Thank you, Mayo. It might be helpful to know that ME/CFS patients lie down or withdraw as a way to preserve energy and prevent relapses. They are likely to take walks and phone friends if they can, and they don’t generally need to be encouraged to do so. Just saying.
In a section on “staying physically active,” patients are told that “regular physical activity is one of the healthiest decisions you can make.” The pamphlet advises them that exercise will “help improve brain function and decrease stress, anxiety and depression, making symptoms easier to control.” As a general rule, who could argue with this? But it has little or nothing to do with the illness under consideration.

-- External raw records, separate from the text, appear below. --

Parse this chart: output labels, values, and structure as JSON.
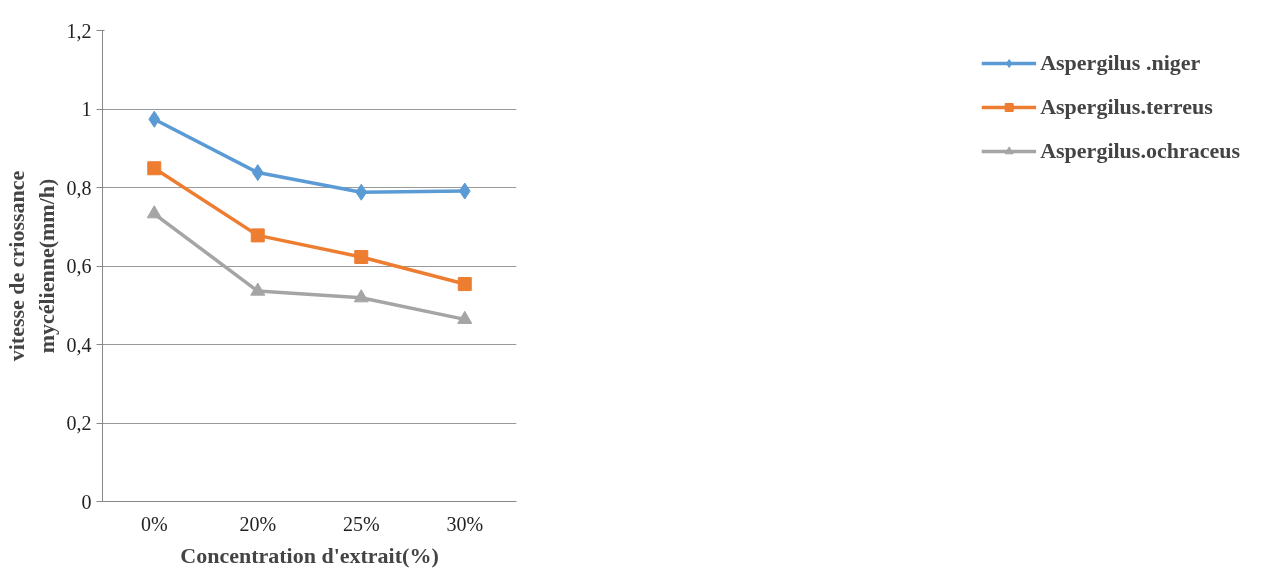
{
  "chart_data": {
    "type": "line",
    "xlabel": "Concentration d'extrait(%)",
    "ylabel": "vitesse de criossance\nmycélienne(mm/h)",
    "categories": [
      "0%",
      "20%",
      "25%",
      "30%"
    ],
    "series": [
      {
        "name": "Aspergilus .niger",
        "color": "#5b9bd5",
        "marker": "diamond",
        "values": [
          0.974,
          0.838,
          0.788,
          0.791
        ]
      },
      {
        "name": "Aspergilus.terreus",
        "color": "#ed7d31",
        "marker": "square",
        "values": [
          0.849,
          0.678,
          0.623,
          0.554
        ]
      },
      {
        "name": "Aspergilus.ochraceus",
        "color": "#a5a5a5",
        "marker": "triangle",
        "values": [
          0.733,
          0.536,
          0.519,
          0.464
        ]
      }
    ],
    "ylim": [
      0,
      1.2
    ],
    "yticks": [
      0,
      {
        "value": 0.2,
        "label": "0,2"
      },
      {
        "value": 0.4,
        "label": "0,4"
      },
      {
        "value": 0.6,
        "label": "0,6"
      },
      {
        "value": 0.8,
        "label": "0,8"
      },
      1,
      {
        "value": 1.2,
        "label": "1,2"
      }
    ],
    "grid": "y",
    "legend": "right",
    "line_style": "solid"
  }
}
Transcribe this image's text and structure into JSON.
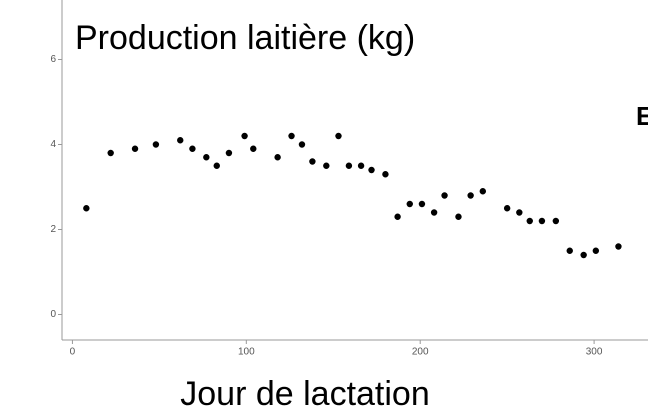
{
  "chart_data": {
    "type": "scatter",
    "title": "Production laitière (kg)",
    "x_label": "Jour de lactation",
    "annotation": "E",
    "color": "#000000",
    "grid": false,
    "xlim": [
      -6,
      331
    ],
    "ylim": [
      -0.6,
      7.4
    ],
    "xticks": [
      0,
      100,
      200,
      300
    ],
    "yticks": [
      0,
      2,
      4,
      6
    ],
    "x": [
      8,
      22,
      36,
      48,
      62,
      69,
      77,
      83,
      90,
      99,
      104,
      118,
      126,
      132,
      138,
      146,
      153,
      159,
      166,
      172,
      180,
      187,
      194,
      201,
      208,
      214,
      222,
      229,
      236,
      250,
      257,
      263,
      270,
      278,
      286,
      294,
      301,
      314
    ],
    "values": [
      2.5,
      3.8,
      3.9,
      4.0,
      4.1,
      3.9,
      3.7,
      3.5,
      3.8,
      4.2,
      3.9,
      3.7,
      4.2,
      4.0,
      3.6,
      3.5,
      4.2,
      3.5,
      3.5,
      3.4,
      3.3,
      2.3,
      2.6,
      2.6,
      2.4,
      2.8,
      2.3,
      2.8,
      2.9,
      2.5,
      2.4,
      2.2,
      2.2,
      2.2,
      1.5,
      1.4,
      1.5,
      1.6
    ]
  }
}
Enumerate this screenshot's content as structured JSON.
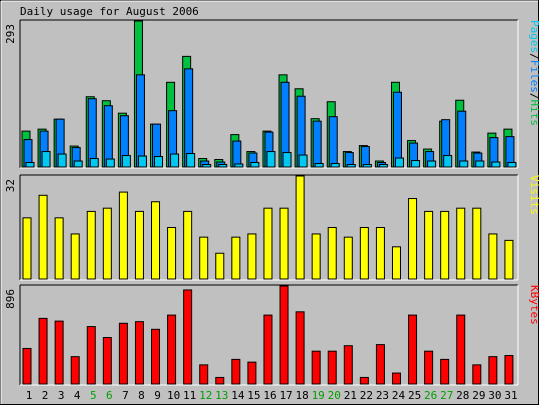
{
  "title": "Daily usage for August 2006",
  "colors": {
    "hits": "#00C040",
    "files": "#0080FF",
    "pages": "#00C8F0",
    "visits": "#FFFF00",
    "kbytes": "#FF0000",
    "panel_bg": "#C0C0C0",
    "weekday_label": "#000000",
    "weekend_label": "#00A000"
  },
  "chart_data": [
    {
      "type": "bar",
      "panel": "hits-files-pages",
      "title": "Daily usage for August 2006",
      "y_max_label": "293",
      "ylim": [
        0,
        293
      ],
      "legend": {
        "position": "right",
        "entries": [
          "Pages",
          "Files",
          "Hits"
        ],
        "separator": "/"
      },
      "categories": [
        "1",
        "2",
        "3",
        "4",
        "5",
        "6",
        "7",
        "8",
        "9",
        "10",
        "11",
        "12",
        "13",
        "14",
        "15",
        "16",
        "17",
        "18",
        "19",
        "20",
        "21",
        "22",
        "23",
        "24",
        "25",
        "26",
        "27",
        "28",
        "29",
        "30",
        "31"
      ],
      "weekend_days": [
        "5",
        "6",
        "12",
        "13",
        "19",
        "20",
        "26",
        "27"
      ],
      "series": [
        {
          "name": "Hits",
          "values": [
            72,
            76,
            96,
            42,
            141,
            133,
            108,
            293,
            86,
            170,
            222,
            17,
            15,
            65,
            31,
            72,
            185,
            157,
            97,
            131,
            31,
            43,
            12,
            170,
            53,
            36,
            92,
            134,
            30,
            68,
            76
          ]
        },
        {
          "name": "Files",
          "values": [
            55,
            72,
            96,
            39,
            137,
            123,
            103,
            185,
            86,
            113,
            197,
            12,
            10,
            52,
            28,
            70,
            170,
            142,
            92,
            101,
            29,
            41,
            9,
            150,
            48,
            31,
            95,
            112,
            28,
            59,
            61
          ]
        },
        {
          "name": "Pages",
          "values": [
            9,
            31,
            26,
            12,
            17,
            16,
            23,
            22,
            21,
            26,
            27,
            5,
            5,
            6,
            9,
            31,
            29,
            24,
            7,
            7,
            5,
            5,
            5,
            18,
            13,
            12,
            23,
            12,
            12,
            10,
            9
          ]
        }
      ]
    },
    {
      "type": "bar",
      "panel": "visits",
      "y_max_label": "32",
      "ylim": [
        0,
        32
      ],
      "legend": {
        "position": "right",
        "entries": [
          "Visits"
        ]
      },
      "categories": [
        "1",
        "2",
        "3",
        "4",
        "5",
        "6",
        "7",
        "8",
        "9",
        "10",
        "11",
        "12",
        "13",
        "14",
        "15",
        "16",
        "17",
        "18",
        "19",
        "20",
        "21",
        "22",
        "23",
        "24",
        "25",
        "26",
        "27",
        "28",
        "29",
        "30",
        "31"
      ],
      "series": [
        {
          "name": "Visits",
          "values": [
            19,
            26,
            19,
            14,
            21,
            22,
            27,
            21,
            24,
            16,
            21,
            13,
            8,
            13,
            14,
            22,
            22,
            32,
            14,
            16,
            13,
            16,
            16,
            10,
            25,
            21,
            21,
            22,
            22,
            14,
            12
          ]
        }
      ]
    },
    {
      "type": "bar",
      "panel": "kbytes",
      "y_max_label": "896",
      "ylim": [
        0,
        896
      ],
      "legend": {
        "position": "right",
        "entries": [
          "KBytes"
        ]
      },
      "categories": [
        "1",
        "2",
        "3",
        "4",
        "5",
        "6",
        "7",
        "8",
        "9",
        "10",
        "11",
        "12",
        "13",
        "14",
        "15",
        "16",
        "17",
        "18",
        "19",
        "20",
        "21",
        "22",
        "23",
        "24",
        "25",
        "26",
        "27",
        "28",
        "29",
        "30",
        "31"
      ],
      "series": [
        {
          "name": "KBytes",
          "values": [
            325,
            600,
            575,
            250,
            525,
            425,
            555,
            570,
            500,
            630,
            860,
            175,
            60,
            225,
            200,
            630,
            900,
            660,
            300,
            300,
            350,
            60,
            360,
            100,
            630,
            300,
            225,
            630,
            175,
            250,
            260
          ]
        }
      ]
    }
  ]
}
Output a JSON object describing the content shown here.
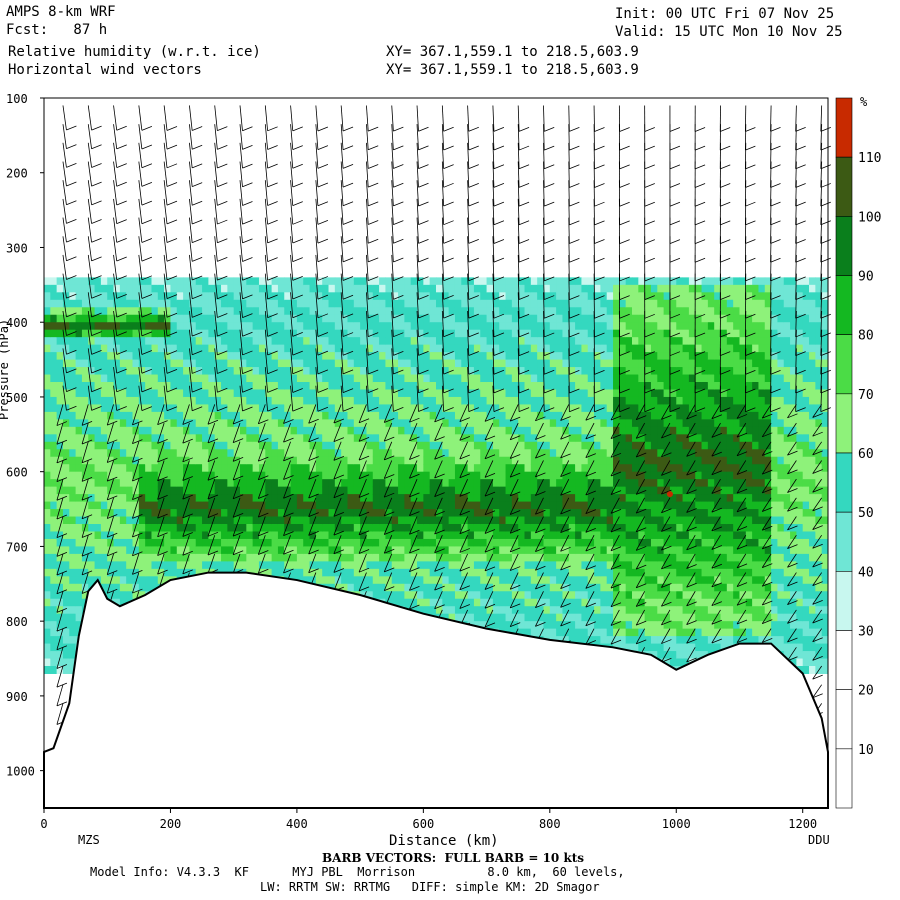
{
  "header": {
    "model": "AMPS 8-km WRF",
    "forecast": "Fcst:   87 h",
    "field1": "Relative humidity (w.r.t. ice)",
    "field2": "Horizontal wind vectors",
    "xy1": "XY= 367.1,559.1 to 218.5,603.9",
    "xy2": "XY= 367.1,559.1 to 218.5,603.9",
    "init": "Init: 00 UTC Fri 07 Nov 25",
    "valid": "Valid: 15 UTC Mon 10 Nov 25"
  },
  "footer": {
    "barb_note": "BARB VECTORS:  FULL BARB = 10 kts",
    "model_info": "Model Info: V4.3.3  KF      MYJ PBL  Morrison          8.0 km,  60 levels,",
    "physics": "LW: RRTM SW: RRTMG   DIFF: simple KM: 2D Smagor"
  },
  "chart_data": {
    "type": "heatmap",
    "title": "Relative humidity (w.r.t. ice)",
    "xlabel": "Distance (km)",
    "ylabel": "Pressure (hPa)",
    "xlim": [
      0,
      1240
    ],
    "ylim": [
      1050,
      100
    ],
    "x_ticks": [
      0,
      200,
      400,
      600,
      800,
      1000,
      1200
    ],
    "y_ticks": [
      100,
      200,
      300,
      400,
      500,
      600,
      700,
      800,
      900,
      1000
    ],
    "x_endpoint_labels": {
      "left": "MZS",
      "right": "DDU"
    },
    "colorbar": {
      "unit": "%",
      "levels": [
        10,
        20,
        30,
        40,
        50,
        60,
        70,
        80,
        90,
        100,
        110
      ],
      "colors": [
        "#ffffff",
        "#ffffff",
        "#ffffff",
        "#c8f7ef",
        "#6fe6d5",
        "#34d8bf",
        "#8ef27a",
        "#4bdc46",
        "#14b821",
        "#0a7f1c",
        "#3c5a14",
        "#c82a00"
      ]
    },
    "terrain_pressure": [
      [
        0,
        975
      ],
      [
        15,
        970
      ],
      [
        40,
        910
      ],
      [
        55,
        820
      ],
      [
        70,
        760
      ],
      [
        85,
        745
      ],
      [
        100,
        770
      ],
      [
        120,
        780
      ],
      [
        160,
        765
      ],
      [
        200,
        745
      ],
      [
        260,
        735
      ],
      [
        320,
        735
      ],
      [
        400,
        745
      ],
      [
        500,
        765
      ],
      [
        600,
        790
      ],
      [
        700,
        810
      ],
      [
        800,
        825
      ],
      [
        900,
        835
      ],
      [
        960,
        845
      ],
      [
        1000,
        865
      ],
      [
        1050,
        845
      ],
      [
        1100,
        830
      ],
      [
        1150,
        830
      ],
      [
        1200,
        870
      ],
      [
        1230,
        930
      ],
      [
        1240,
        975
      ]
    ],
    "moist_bands": [
      {
        "x0": 0,
        "x1": 1240,
        "p_top": 340,
        "p_bot": 870,
        "rh": 70
      },
      {
        "x0": 150,
        "x1": 900,
        "p_top": 565,
        "p_bot": 720,
        "rh": 100
      },
      {
        "x0": 900,
        "x1": 1150,
        "p_top": 350,
        "p_bot": 820,
        "rh": 100
      },
      {
        "x0": 0,
        "x1": 200,
        "p_top": 380,
        "p_bot": 420,
        "rh": 100
      },
      {
        "x0": 150,
        "x1": 700,
        "p_top": 440,
        "p_bot": 530,
        "rh": 40
      }
    ],
    "max_marker": {
      "x": 990,
      "p": 630,
      "rh": 115
    }
  }
}
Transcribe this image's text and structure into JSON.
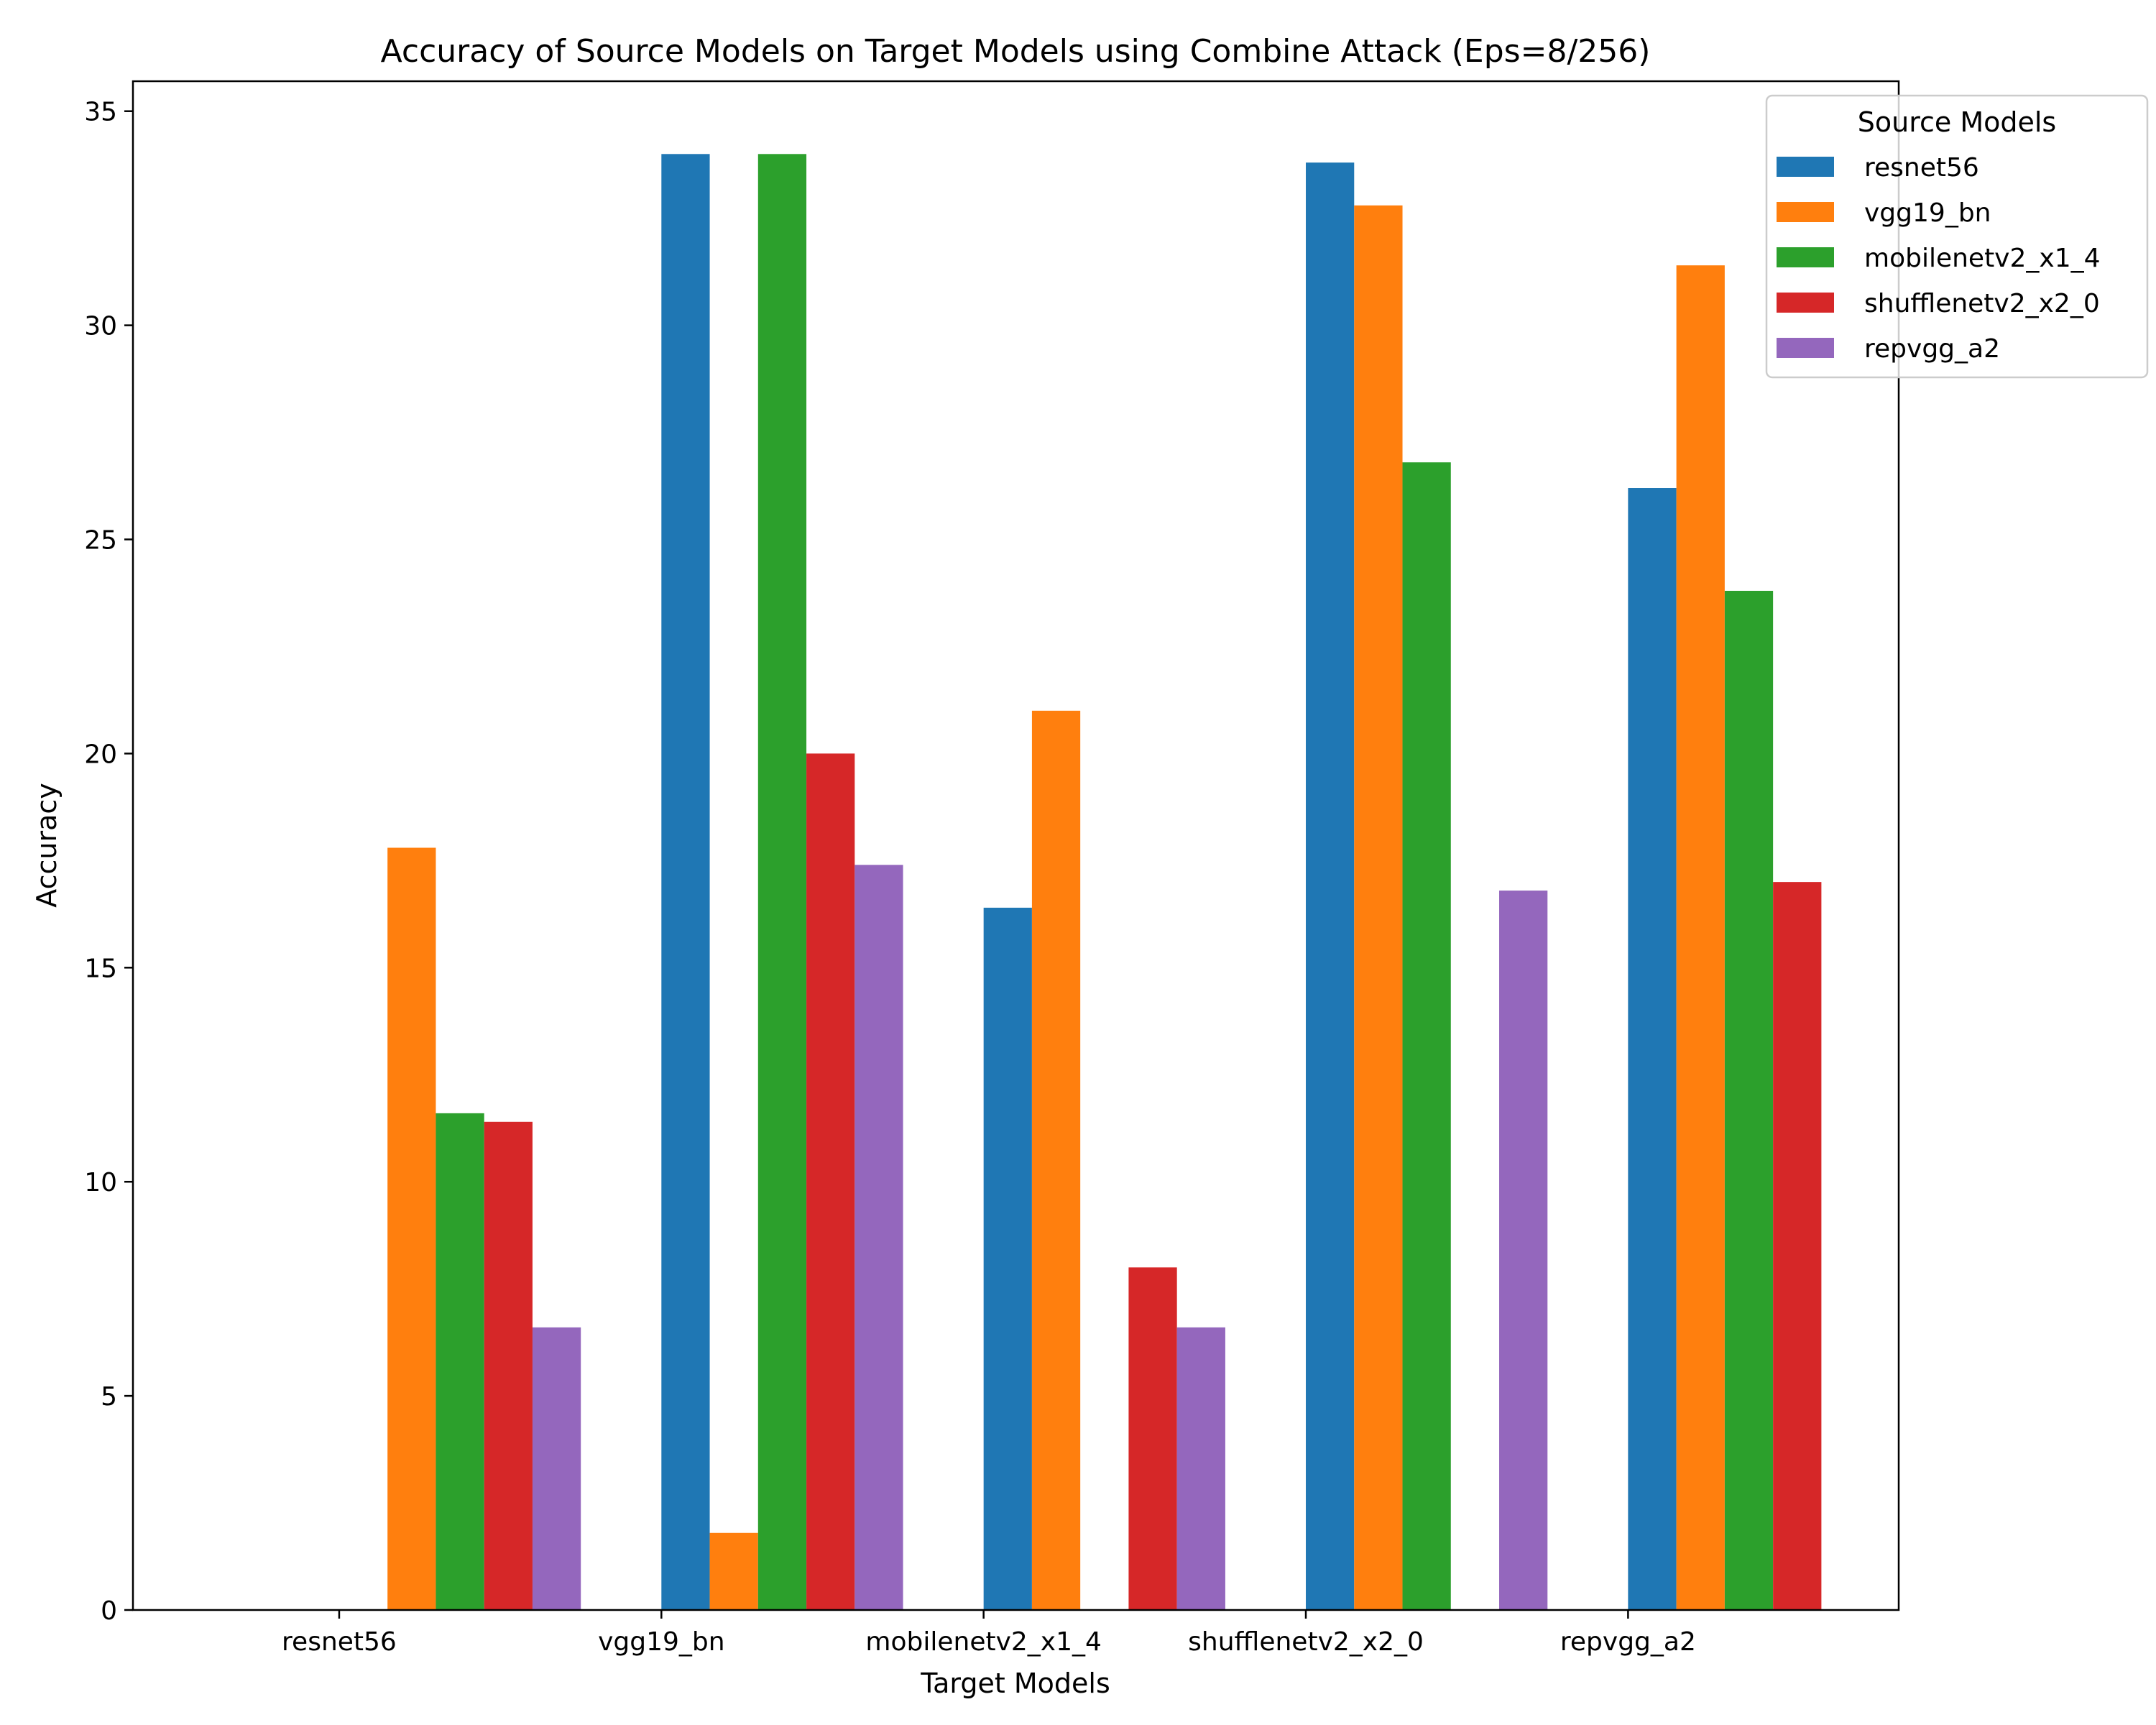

Here’s what the pamphlet says about “graded exercise”:
“You may be wondering how you can possibly exercise regularly when, on many days, you are so tired you can hardly get out of bed. The key is graded exercise—an exercise plan that starts gently and gradually becomes more challenging. Graded exercise lets your body slowly adjust to increased activity while improving your physical fitness. Research has shown that gradually increasing exercise can improve chronic fatigue symptoms. In one study, 70 percent of participants with chronic fatigue reported feeling better after completing a supervised program of graduated exercise.”
“Following a graded exercise program can help motivate you on difficult days when you feel like doing nothing. And it can keep you from overexerting yourself on good days when you may be tempted to do too much.”
And more of the same. This sort of willful ignorance on the part of leading medical institutions like Mayo, while not uncommon when it comes to the illness currently called ME/CFS by federal agencies, is nonetheless dismaying.